None of the officers had objected, with the sole exception of Gontharis, the commander of the Army of Rhodope. A scion of one of the empire’s noblest families, he apparently felt his aristocratic lineage exempted him from such unceremonious and uncouth treatment.

Belisarius, not wishing to feed further the nobility’s resentment against Thracians, had allowed Sittas to handle the problem.

The Greek nobleman’s solution had been quick and direct. Sittas felled Gontharis with a blow of his gaunt­leted fist, dragged him out of his headquarters into the Army of Rhodope’s training field, and decapitated him in front of the assembled troops. Another head joined the growing collection on the walls of the Hippodrome.

Immediately thereafter, Sittas and his cataphracts marched to Gontharis’ villa on the outskirts of Constan­tinople. After expelling all the occupants, Sittas seized the immense treasure contained therein and burned the villa to the ground. The confiscated fortune, he turned over to the imperial treasury.

The treasury’s coffers were bulging, now. Theodora had executed only nineteen noblemen. But she had confiscated the fortunes of every noble family whose members had even the slightest connection with the plot.

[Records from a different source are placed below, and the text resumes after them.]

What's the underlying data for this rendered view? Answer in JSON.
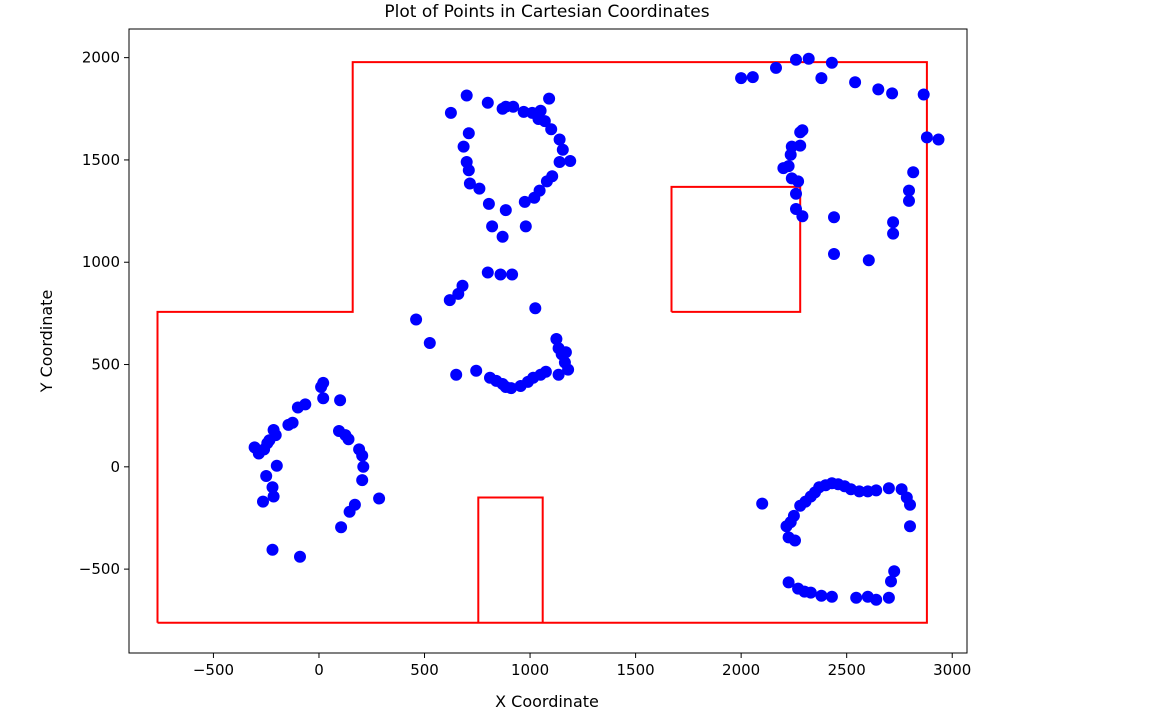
{
  "chart_data": {
    "type": "scatter",
    "title": "Plot of Points in Cartesian Coordinates",
    "xlabel": "X Coordinate",
    "ylabel": "Y Coordinate",
    "xlim": [
      -900,
      3070
    ],
    "ylim": [
      -910,
      2140
    ],
    "xticks": [
      -500,
      0,
      500,
      1000,
      1500,
      2000,
      2500,
      3000
    ],
    "xtick_labels": [
      "−500",
      "0",
      "500",
      "1000",
      "1500",
      "2000",
      "2500",
      "3000"
    ],
    "yticks": [
      -500,
      0,
      500,
      1000,
      1500,
      2000
    ],
    "ytick_labels": [
      "−500",
      "0",
      "500",
      "1000",
      "1500",
      "2000"
    ],
    "grid": false,
    "colors": {
      "points": "#0000ff",
      "outline": "#ff0000",
      "axes": "#000000"
    },
    "outline_polygons": [
      [
        [
          -765,
          -762
        ],
        [
          -765,
          757
        ],
        [
          160,
          757
        ],
        [
          160,
          1978
        ],
        [
          2880,
          1978
        ],
        [
          2880,
          -762
        ],
        [
          -765,
          -762
        ]
      ],
      [
        [
          1670,
          757
        ],
        [
          1670,
          1368
        ],
        [
          2280,
          1368
        ],
        [
          2280,
          757
        ],
        [
          1670,
          757
        ]
      ],
      [
        [
          755,
          -762
        ],
        [
          755,
          -150
        ],
        [
          1060,
          -150
        ],
        [
          1060,
          -762
        ]
      ]
    ],
    "points": [
      [
        -305,
        95
      ],
      [
        -285,
        65
      ],
      [
        -260,
        85
      ],
      [
        -245,
        115
      ],
      [
        -235,
        130
      ],
      [
        -205,
        155
      ],
      [
        -215,
        180
      ],
      [
        -145,
        205
      ],
      [
        -125,
        215
      ],
      [
        -100,
        290
      ],
      [
        -65,
        305
      ],
      [
        10,
        390
      ],
      [
        20,
        410
      ],
      [
        20,
        335
      ],
      [
        100,
        325
      ],
      [
        95,
        175
      ],
      [
        125,
        155
      ],
      [
        140,
        135
      ],
      [
        190,
        85
      ],
      [
        205,
        55
      ],
      [
        210,
        0
      ],
      [
        205,
        -65
      ],
      [
        170,
        -185
      ],
      [
        145,
        -220
      ],
      [
        105,
        -295
      ],
      [
        285,
        -155
      ],
      [
        -200,
        5
      ],
      [
        -250,
        -45
      ],
      [
        -220,
        -100
      ],
      [
        -215,
        -145
      ],
      [
        -265,
        -170
      ],
      [
        -220,
        -405
      ],
      [
        -90,
        -440
      ],
      [
        460,
        720
      ],
      [
        525,
        605
      ],
      [
        620,
        815
      ],
      [
        660,
        845
      ],
      [
        680,
        885
      ],
      [
        800,
        950
      ],
      [
        860,
        940
      ],
      [
        915,
        940
      ],
      [
        1025,
        775
      ],
      [
        650,
        450
      ],
      [
        745,
        470
      ],
      [
        810,
        435
      ],
      [
        840,
        420
      ],
      [
        870,
        405
      ],
      [
        885,
        390
      ],
      [
        910,
        385
      ],
      [
        955,
        395
      ],
      [
        990,
        415
      ],
      [
        1015,
        435
      ],
      [
        1050,
        450
      ],
      [
        1075,
        465
      ],
      [
        1135,
        450
      ],
      [
        1125,
        625
      ],
      [
        1135,
        580
      ],
      [
        1150,
        550
      ],
      [
        1170,
        560
      ],
      [
        1165,
        510
      ],
      [
        1180,
        475
      ],
      [
        625,
        1730
      ],
      [
        700,
        1815
      ],
      [
        800,
        1780
      ],
      [
        870,
        1750
      ],
      [
        885,
        1760
      ],
      [
        920,
        1760
      ],
      [
        970,
        1735
      ],
      [
        1010,
        1730
      ],
      [
        1050,
        1740
      ],
      [
        1040,
        1700
      ],
      [
        1070,
        1690
      ],
      [
        1090,
        1800
      ],
      [
        1100,
        1650
      ],
      [
        1140,
        1600
      ],
      [
        1155,
        1550
      ],
      [
        1190,
        1495
      ],
      [
        1140,
        1490
      ],
      [
        1105,
        1420
      ],
      [
        1080,
        1395
      ],
      [
        1045,
        1350
      ],
      [
        1020,
        1315
      ],
      [
        975,
        1295
      ],
      [
        885,
        1255
      ],
      [
        805,
        1285
      ],
      [
        760,
        1360
      ],
      [
        715,
        1385
      ],
      [
        710,
        1450
      ],
      [
        700,
        1490
      ],
      [
        685,
        1565
      ],
      [
        710,
        1630
      ],
      [
        820,
        1175
      ],
      [
        870,
        1125
      ],
      [
        980,
        1175
      ],
      [
        2000,
        1900
      ],
      [
        2055,
        1905
      ],
      [
        2165,
        1950
      ],
      [
        2260,
        1990
      ],
      [
        2320,
        1995
      ],
      [
        2380,
        1900
      ],
      [
        2430,
        1975
      ],
      [
        2540,
        1880
      ],
      [
        2650,
        1845
      ],
      [
        2715,
        1825
      ],
      [
        2865,
        1820
      ],
      [
        2880,
        1610
      ],
      [
        2935,
        1600
      ],
      [
        2815,
        1440
      ],
      [
        2795,
        1350
      ],
      [
        2795,
        1300
      ],
      [
        2720,
        1195
      ],
      [
        2720,
        1140
      ],
      [
        2605,
        1010
      ],
      [
        2440,
        1040
      ],
      [
        2440,
        1220
      ],
      [
        2290,
        1225
      ],
      [
        2260,
        1260
      ],
      [
        2260,
        1335
      ],
      [
        2240,
        1410
      ],
      [
        2270,
        1395
      ],
      [
        2200,
        1460
      ],
      [
        2225,
        1470
      ],
      [
        2235,
        1525
      ],
      [
        2240,
        1565
      ],
      [
        2280,
        1570
      ],
      [
        2280,
        1635
      ],
      [
        2290,
        1645
      ],
      [
        2100,
        -180
      ],
      [
        2215,
        -290
      ],
      [
        2235,
        -270
      ],
      [
        2250,
        -240
      ],
      [
        2280,
        -190
      ],
      [
        2305,
        -170
      ],
      [
        2330,
        -145
      ],
      [
        2350,
        -125
      ],
      [
        2370,
        -100
      ],
      [
        2400,
        -90
      ],
      [
        2430,
        -80
      ],
      [
        2460,
        -85
      ],
      [
        2490,
        -95
      ],
      [
        2520,
        -110
      ],
      [
        2560,
        -120
      ],
      [
        2600,
        -120
      ],
      [
        2640,
        -115
      ],
      [
        2700,
        -105
      ],
      [
        2760,
        -110
      ],
      [
        2785,
        -150
      ],
      [
        2800,
        -185
      ],
      [
        2800,
        -290
      ],
      [
        2725,
        -510
      ],
      [
        2710,
        -560
      ],
      [
        2700,
        -640
      ],
      [
        2640,
        -650
      ],
      [
        2600,
        -635
      ],
      [
        2545,
        -640
      ],
      [
        2430,
        -635
      ],
      [
        2380,
        -630
      ],
      [
        2330,
        -615
      ],
      [
        2300,
        -610
      ],
      [
        2270,
        -595
      ],
      [
        2225,
        -565
      ],
      [
        2225,
        -345
      ],
      [
        2255,
        -360
      ]
    ]
  }
}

The confiscations, true, had been restricted to that portion of such families’ fortunes which were located in the capital. Their provincial estates—to which most of them had fled—were untouched. But, since most aristocrats resided in the capital, the plunder was ­enormous.

The same treatment had been dealt to officials, bureaucrats, churchmen.

None of them objected. Not publicly, at least. They were glad enough to escape with their lives.